Robert Scott, a Beavercreek businessman who is self-insured with InHealth, said he couldn’t get his prescriptions filled, either.

“I’m on about 13 kinds of medicines that I just can’t do without,” said Scott, 51, who suffers complications from diabetes and heart disease, among other ailments. “I’m not in a position where I’m broke and out of money, but my medications add up to a couple thousand dollars a month, and that’s not something I want to get stuck with. I know there are a lot of people out there less fortunate than me who are just now finding out that they don’t have any drug coverage.”

Coordinated Health has policyholders throughout the state with the largest concentrations in the Columbus area, followed by Cincinnati and Dayton.

It’s unclear how many InHealth policyholders have been having problems filing prescriptions. ODI officials could not be reached immediately for comment. But the agency’s website instructs consumers with questions to call ODI’s help line at 1-800-686-1526.

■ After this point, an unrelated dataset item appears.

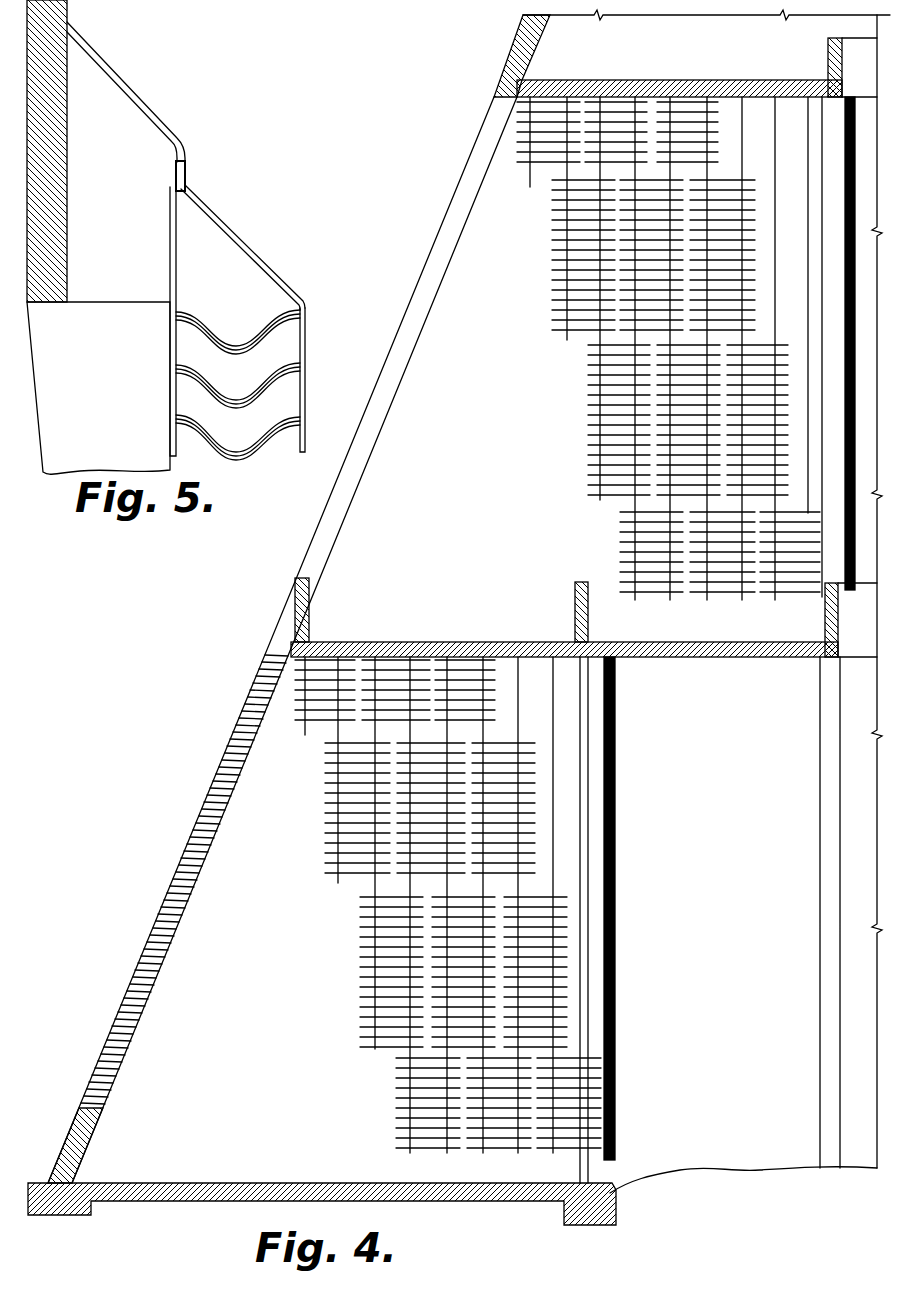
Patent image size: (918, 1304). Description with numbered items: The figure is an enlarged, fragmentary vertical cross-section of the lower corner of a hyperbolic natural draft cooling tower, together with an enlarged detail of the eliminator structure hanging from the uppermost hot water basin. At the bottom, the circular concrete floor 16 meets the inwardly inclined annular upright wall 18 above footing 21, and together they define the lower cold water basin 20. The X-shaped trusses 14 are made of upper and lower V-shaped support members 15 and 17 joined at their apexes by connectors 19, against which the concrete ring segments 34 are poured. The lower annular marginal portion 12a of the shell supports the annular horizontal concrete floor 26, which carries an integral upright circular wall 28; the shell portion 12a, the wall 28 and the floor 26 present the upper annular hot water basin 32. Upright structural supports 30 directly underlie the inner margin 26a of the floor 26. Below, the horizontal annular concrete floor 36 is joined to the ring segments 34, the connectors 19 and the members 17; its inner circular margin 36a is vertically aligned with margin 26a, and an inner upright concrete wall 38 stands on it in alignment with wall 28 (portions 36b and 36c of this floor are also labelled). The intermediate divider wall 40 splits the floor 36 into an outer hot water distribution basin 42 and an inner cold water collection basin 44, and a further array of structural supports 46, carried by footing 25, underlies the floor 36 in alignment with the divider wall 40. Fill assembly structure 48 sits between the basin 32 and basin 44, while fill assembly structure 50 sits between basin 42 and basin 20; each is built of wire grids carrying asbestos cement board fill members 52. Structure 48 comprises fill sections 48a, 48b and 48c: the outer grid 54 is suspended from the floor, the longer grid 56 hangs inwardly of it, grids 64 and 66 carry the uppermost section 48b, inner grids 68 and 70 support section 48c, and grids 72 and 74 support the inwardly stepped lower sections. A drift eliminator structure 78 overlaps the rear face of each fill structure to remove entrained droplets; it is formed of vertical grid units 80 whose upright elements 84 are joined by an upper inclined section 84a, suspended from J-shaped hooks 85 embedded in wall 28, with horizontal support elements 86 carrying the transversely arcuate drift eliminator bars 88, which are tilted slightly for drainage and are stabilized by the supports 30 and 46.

Coordinated Health was one of 23 co-ops formed under the health care law as lower-cost options for consumers buying plans on and off health insurance marketplaces in several states.

They were initially funded with about $2.6 billion in low-interest loans authorized under the health care law. But that was only a fraction of the original $6 billion request for funding, which was slashed by the Republican-controlled Congress.

In addition, the co-ops and other marketplace insurers had expected to receive money from a temporary risk-corridors program intended to protect insurers from unexpectedly large claims. But Republicans in Congress also severely restricted the amount for which insurers could be reimbursed for sustaining significant losses.

More than half of the original co-ops had shut their doors by the end of last year, in large part due to financial losses tied to a sicker-than-average patient population.

Several of those insurers have filed a class-action lawsuit against the government claiming they’re owed about $5 billion in risk-corridor payments.

Kelly Crowe, CEO of the National Alliance of State Health CO-OPs, said limiting the risk-corridor payments may have set up Coordinated Health for failure.

“As the news out of Ohio further illustrates, health insurance is a challenging business,” Crowe said in a prepared statement. “Over the last year it’s been shown that some CO-OPs were not adequately funded and did not have the same vast reserves as existing insurers to be able to weather their first years as start ups. Combined with the ongoing challenges of the risk stabilization programs, CO-OPs and other new, small, and fast growing insurers are operating in a very tough environment.”